What Is Amazon Sidewalk and How Do You Disable It?
Wouldn't it be great if your new devices automatically connected to your network and were ready to go in seconds, no fiddling with logins or security codes? And they worked for an entire neighborhood or community?
That's the potential of Amazon Sidewalk, a feature Amazon activated by default (as of June 8 in the US) on a number of its devices. It turns most Amazon Echo smart speakers and smart displays made after 2018, plus a few Ring by Amazon smart doorbells and cameras, into a Sidewalk Bridge (or Gateway). Specifically, the following devices are compatible:
Ring Floodlight Cam (2019)
Ring Spotlight Cam Wired (2019)
Ring Spotlight Cam Mount (2019), Echo (3rd gen and newer)
Echo Dot (3rd gen and newer)
Echo Dot for Kids (3rd gen and newer)
Echo Dot with Clock (3rd gen and newer)
Echo Plus (all generations)
Echo Show (all models and generations)
Echo Spot
Echo Studio
Echo Input
Echo Flex
What Is an Amazon Sidewalk Bridge?
A Sidewalk Bridge will fill in the gaps between your home network's internet connection and devices using low-power wireless connections, like Bluetooth Low Energy (BLE) and sections of the 900MHz radio spectrum used for Long Range (LoRa). It's similar to what you can get with some low-power smart home network protocols like Zigbee and Z-Wave, but those require you to buy a smart home hub (in fact, some Echo devices act as Z-Wave hubs).
But Sidewalk is simply...there. A low-energy network that surrounds your residence.
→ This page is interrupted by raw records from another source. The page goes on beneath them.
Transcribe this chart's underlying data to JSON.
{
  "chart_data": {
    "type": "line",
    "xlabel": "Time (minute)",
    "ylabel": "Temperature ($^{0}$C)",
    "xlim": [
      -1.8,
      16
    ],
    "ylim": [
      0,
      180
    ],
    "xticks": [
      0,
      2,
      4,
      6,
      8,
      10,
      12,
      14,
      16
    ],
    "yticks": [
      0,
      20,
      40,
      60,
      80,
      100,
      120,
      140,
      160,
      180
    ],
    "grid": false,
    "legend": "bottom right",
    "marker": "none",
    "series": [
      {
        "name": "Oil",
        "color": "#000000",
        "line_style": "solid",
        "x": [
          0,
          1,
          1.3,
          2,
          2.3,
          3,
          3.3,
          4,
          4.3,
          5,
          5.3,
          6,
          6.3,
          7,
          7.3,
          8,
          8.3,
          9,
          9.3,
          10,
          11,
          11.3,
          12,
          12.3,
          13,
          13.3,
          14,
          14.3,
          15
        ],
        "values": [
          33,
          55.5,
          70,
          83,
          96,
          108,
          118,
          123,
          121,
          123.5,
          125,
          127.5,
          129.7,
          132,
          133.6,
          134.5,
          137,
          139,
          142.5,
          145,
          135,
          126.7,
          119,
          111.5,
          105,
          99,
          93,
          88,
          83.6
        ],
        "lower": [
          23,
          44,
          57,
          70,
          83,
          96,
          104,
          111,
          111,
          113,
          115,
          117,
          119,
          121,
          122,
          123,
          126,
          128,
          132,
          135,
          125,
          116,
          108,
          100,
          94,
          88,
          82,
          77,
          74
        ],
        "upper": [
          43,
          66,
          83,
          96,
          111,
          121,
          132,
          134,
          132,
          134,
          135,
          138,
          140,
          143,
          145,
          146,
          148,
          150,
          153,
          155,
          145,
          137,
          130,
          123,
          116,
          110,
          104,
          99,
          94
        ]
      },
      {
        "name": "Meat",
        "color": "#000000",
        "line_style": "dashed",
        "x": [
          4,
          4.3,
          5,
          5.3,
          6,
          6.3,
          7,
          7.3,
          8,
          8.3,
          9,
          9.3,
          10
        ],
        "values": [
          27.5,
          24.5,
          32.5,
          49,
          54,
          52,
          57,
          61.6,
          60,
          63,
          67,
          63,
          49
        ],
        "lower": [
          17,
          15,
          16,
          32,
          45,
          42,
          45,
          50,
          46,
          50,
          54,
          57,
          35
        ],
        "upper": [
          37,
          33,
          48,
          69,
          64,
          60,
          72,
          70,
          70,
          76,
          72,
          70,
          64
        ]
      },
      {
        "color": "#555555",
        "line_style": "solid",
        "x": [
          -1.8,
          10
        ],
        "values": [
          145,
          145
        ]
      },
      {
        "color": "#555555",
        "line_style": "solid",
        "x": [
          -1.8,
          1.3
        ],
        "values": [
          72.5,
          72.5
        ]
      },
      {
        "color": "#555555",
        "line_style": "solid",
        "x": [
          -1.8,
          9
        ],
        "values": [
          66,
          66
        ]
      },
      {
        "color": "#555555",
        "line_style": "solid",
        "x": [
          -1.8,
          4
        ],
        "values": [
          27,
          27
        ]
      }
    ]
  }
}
The potential range of the radio spectrum it uses is half a mile—more with some setups and locations. The 900MHz LoRa, however, is only found in the newer, sphere-shaped Amazon Echoes, plus the latest Echo Show 10, and the Ring Spotlight and Ring Floodlight, according to CNET. Amazon hasn't (yet) built Sidewalk into its Eero mesh devices.
When the Sidewalk Bridges(s) in your house are active, wireless signals that reach outside your home to the sidewalk and beyond will allow any passing Sidewalk-enabled device (called a Sidewalk Endpoint) to instantly connect. Sidewalk will also help set up new Amazon products on your home Wi-Fi.
You're not going to use Amazon Sidewalk to sidle up to the neighbor's house, access their Wi-Fi on your laptop, and use their ISP bandwidth to watch Netflix. But your Echo devices and your neighbors can co-mingle, forming a low-energy, long-range mesh network over the whole area. That means if you have a network outage at your location alone, a smart device in your house (say your Ring doorbell) may still function—but not enough to send a video stream. It doesn't have the bandwidth for that. Amazon put a 500MB-per-month data cap on Sidewalk, while throughput on a bridge to Amazon's servers maxes out at 80Kbps.